• Thu
  • Sep 18, 2014
  • Updated: 8:33pm

Trade anomaly turns out the great GDP leap that wasn't

PUBLISHED : Sunday, 29 May, 2011, 12:00am
UPDATED : Sunday, 29 May, 2011, 12:00am

The Hong Kong economy sustained strong momentum in the first quarter of 2011, with real GDP leaping by 7.2% over a year earlier.

Government news release, May 13

Leaping, jumping, soaring, bounding, just no holding it back. I was out of town when the first-quarter numbers on gross domestic product came out, but a quick review of them showed soon enough that some of this leaping wasn't quite high enough to clear the hurdles.

Try a growth rate for domestic demand of not 7.2 per cent but only 0.5 per cent and even this figure kept in positive territory only by massive government pumping of infrastructure projects. It was an anomaly in trade figures that produced the 7.2 per cent. The rest of the economy staggered in the first quarter from a private sector reluctance to invest money.

The first chart tells you some of the story. Private sector construction activity slumped to only HK$17.9 billion, far below a quarterly peak of HK$46 billion in 1997 and no higher than it was 32 years ago, although the rest of the economy has grown almost sixfold over that period.

Public sector construction spending, however, is more than double its levels of three years ago, which might be cheering news if it didn't mostly consist of pricey transport projects from nowhere to nowhere, wanted by no one and started only because the Law of Concrete (Basic Law Article 161) requires that we pour four million tonnes a year.

Much the same trend showed up in spending on machinery and equipment. There was some buoyancy in the public sector but the much larger private sector investment was down 13.8 per cent year over year.

'...usually rather volatile,' sniffed the official government statement in dismissing this and then added: 'Nevertheless, local business confidence remained sanguine during the first quarter.'

A rather unusual choice of word there, 'sanguine'. It comes from the ancient Greek medical theory of humours, it means cheerful and its opposite is 'melancholic', which leaves me to wonder what a melancholic plunge in investment might be if a cheerful one is 13.8 per cent.

And now to the trade anomaly that turned a crawling domestic demand into a leaping GDP.
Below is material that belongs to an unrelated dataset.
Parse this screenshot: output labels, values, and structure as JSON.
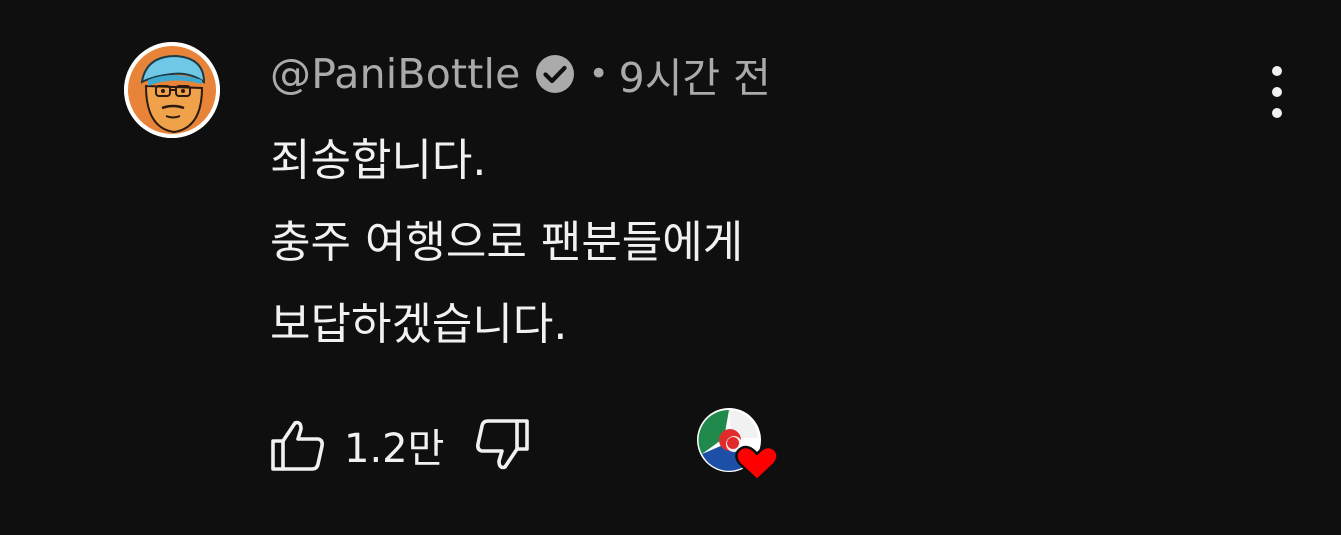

You will notice from the second chart that it has been 20 years since we last posted a quarterly surplus in merchandise trade.

Things went particularly pear-shaped in the first quarter last year when this deficit was HK$83.7 billion. How nice then to see that exactly one year later the deficit was less bad by HK$15 billion. In GDP accounting this is called 'growth'.

How nice also that we are calculating all this on the basis of inflation-adjusted GDP numbers. It turns out that there has been more inflation in import prices than there has been in export prices, which we would normally call a deterioration in terms of trade.

It is convenient for us here, however, as our less bad 'growth' number would only be HK$3.3 billion if we had not pretended that we could pin down inflation to several decimal places across the entire universe of merchandise exports and imports. They call this accounting. Three cheers for accounting.